Também pode ser política e propaganda. Afirmação de um país, projeção como potência, “cartão de visitas” perante ao mundo. As relações entre esporte, imagem nacional e soft power são muito analisadas. No caso dos Jogos Olímpicos, o embate entre as duas superpotências da Guerra Fria, EUA e URSS, talvez seja o melhor exemplo. Entre 1948 e 1988 foram realizados onze jogos de verão. Dois deles, em 1980 e em 1984, foram marcados por boicotes.

Nos jogos de 1948 a URSS não competiu por questões socioeconômicas derivadas da destruição da Segunda Guerra Mundial. Dos oito jogos restantes, os EUA ganharam mais medalhas de ouro e mais medalhas totais em 1952 e em 1968. Em 1964, ficaram com mais medalhas de ouro, mas menos medalhas totais. Nas outras cinco edições, os soviéticos triunfaram em ambos os critérios e, em 1976 e em 1988, a Alemanha Oriental ficou à frente dos EUA no “placar”.

“Guerra Fria 2.0”

Frisar uma competição entre EUA e, agora, China, pelo topo do maior evento esportivo do planeta em número de modalidades envolvidas é também frisar a ideia de que as duas potências travam uma disputa pela proeminência global. É repaginar a antiga disputa entre EUA e soviéticos, numa versão “atualizada”, no que por vezes é chamado de Guerra Fria 2.0, embora a coluna tenha algumas restrições com esse termo. Assim como criar uma contagem única da UE também possui uma mensagem política.
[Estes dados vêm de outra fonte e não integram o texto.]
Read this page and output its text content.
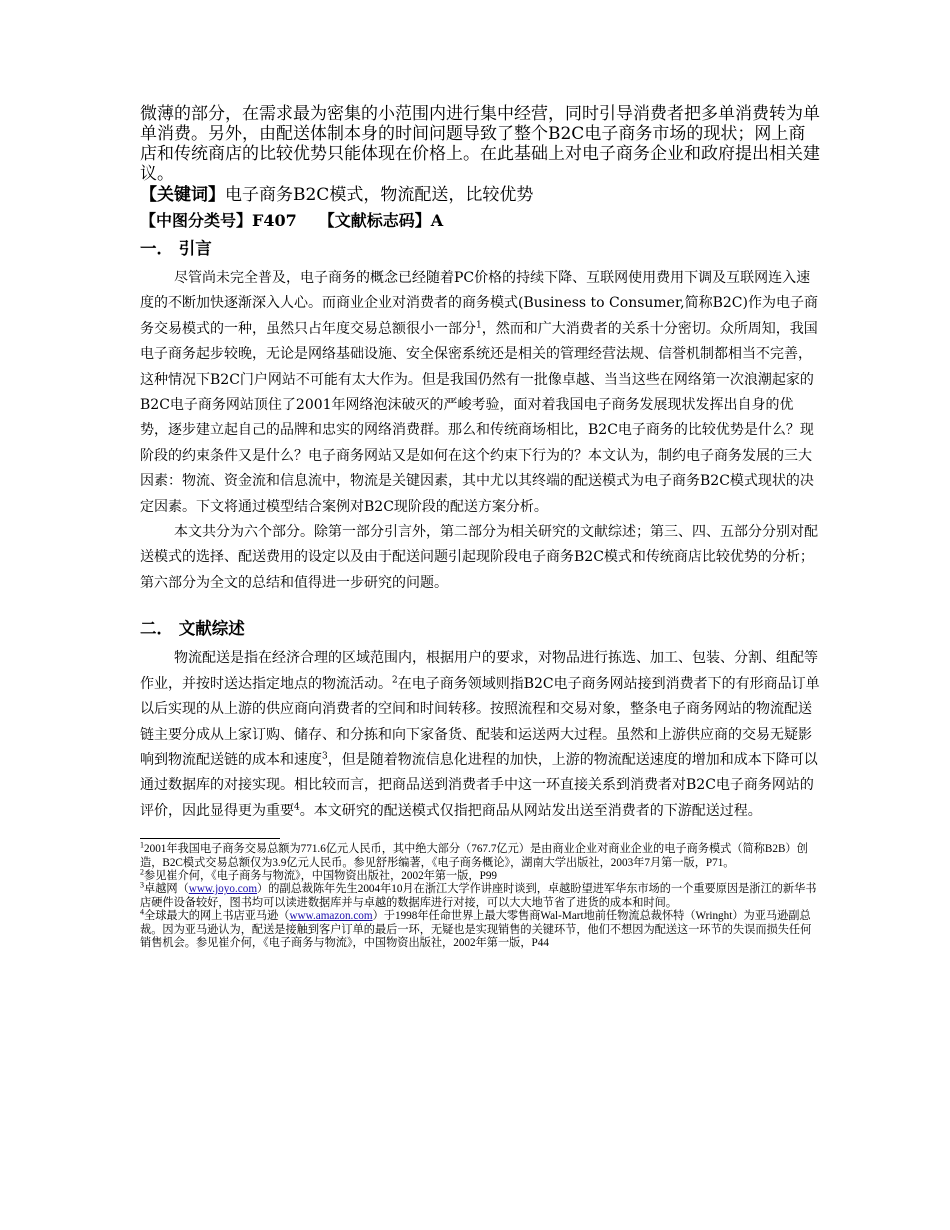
微薄的部分，在需求最为密集的小范围内进行集中经营，同时引导消费者把多单消费转为单单消费。另外，由配送体制本身的时间问题导致了整个B2C电子商务市场的现状；网上商店和传统商店的比较优势只能体现在价格上。在此基础上对电子商务企业和政府提出相关建议。

【关键词】电子商务B2C模式，物流配送，比较优势

【中图分类号】F407 【文献标志码】A

一． 引言

尽管尚未完全普及，电子商务的概念已经随着PC价格的持续下降、互联网使用费用下调及互联网连入速度的不断加快逐渐深入人心。而商业企业对消费者的商务模式(Business to Consumer,简称B2C)作为电子商务交易模式的一种，虽然只占年度交易总额很小一部分$^1$，然而和广大消费者的关系十分密切。众所周知，我国电子商务起步较晚，无论是网络基础设施、安全保密系统还是相关的管理经营法规、信誉机制都相当不完善，这种情况下B2C门户网站不可能有太大作为。但是我国仍然有一批像卓越、当当这些在网络第一次浪潮起家的B2C电子商务网站顶住了2001年网络泡沫破灭的严峻考验，面对着我国电子商务发展现状发挥出自身的优势，逐步建立起自己的品牌和忠实的网络消费群。那么和传统商场相比，B2C电子商务的比较优势是什么？现阶段的约束条件又是什么？电子商务网站又是如何在这个约束下行为的？本文认为，制约电子商务发展的三大因素：物流、资金流和信息流中，物流是关键因素，其中尤以其终端的配送模式为电子商务B2C模式现状的决定因素。下文将通过模型结合案例对B2C现阶段的配送方案分析。

本文共分为六个部分。除第一部分引言外，第二部分为相关研究的文献综述；第三、四、五部分分别对配送模式的选择、配送费用的设定以及由于配送问题引起现阶段电子商务B2C模式和传统商店比较优势的分析；第六部分为全文的总结和值得进一步研究的问题。

二． 文献综述

物流配送是指在经济合理的区域范围内，根据用户的要求，对物品进行拣选、加工、包装、分割、组配等作业，并按时送达指定地点的物流活动。$^2$在电子商务领域则指B2C电子商务网站接到消费者下的有形商品订单以后实现的从上游的供应商向消费者的空间和时间转移。按照流程和交易对象，整条电子商务网站的物流配送链主要分成从上家订购、储存、和分拣和向下家备货、配装和运送两大过程。虽然和上游供应商的交易无疑影响到物流配送链的成本和速度$^3$，但是随着物流信息化进程的加快，上游的物流配送速度的增加和成本下降可以通过数据库的对接实现。相比较而言，把商品送到消费者手中这一环直接关系到消费者对B2C电子商务网站的评价，因此显得更为重要$^4$。本文研究的配送模式仅指把商品从网站发出送至消费者的下游配送过程。

$^1$2001年我国电子商务交易总额为771.6亿元人民币，其中绝大部分（767.7亿元）是由商业企业对商业企业的电子商务模式（简称B2B）创造，B2C模式交易总额仅为3.9亿元人民币。参见舒彤编著，《电子商务概论》，湖南大学出版社，2003年7月第一版，P71。

$^2$参见崔介何，《电子商务与物流》，中国物资出版社，2002年第一版，P99

$^3$卓越网（www.joyo.com）的副总裁陈年先生2004年10月在浙江大学作讲座时谈到，卓越盼望进军华东市场的一个重要原因是浙江的新华书店硬件设备较好，图书均可以读进数据库并与卓越的数据库进行对接，可以大大地节省了进货的成本和时间。

$^4$全球最大的网上书店亚马逊（www.amazon.com）于1998年任命世界上最大零售商Wal-Mart地前任物流总裁怀特（Wringht）为亚马逊副总裁。因为亚马逊认为，配送是接触到客户订单的最后一环，无疑也是实现销售的关键环节，他们不想因为配送这一环节的失误而损失任何销售机会。参见崔介何，《电子商务与物流》，中国物资出版社，2002年第一版，P44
Respondendo o título da coluna, a nação que venceu a fictícia “competição geral” em Tóquio foi os EUA, claro. A adoção de critérios “maleáveis” serve para a criação de narrativas em choque. Mais importante do que ficar em primeiro nesse “placar” é compreender, por exemplo, que a posição dos EUA é consequência de uma ampla estrutura esportiva pública escolar, ou testemunhar momentos históricos, como as primeiras medalhas de pequenas nações como Burkina Faso, San Marino e Turcomenistão.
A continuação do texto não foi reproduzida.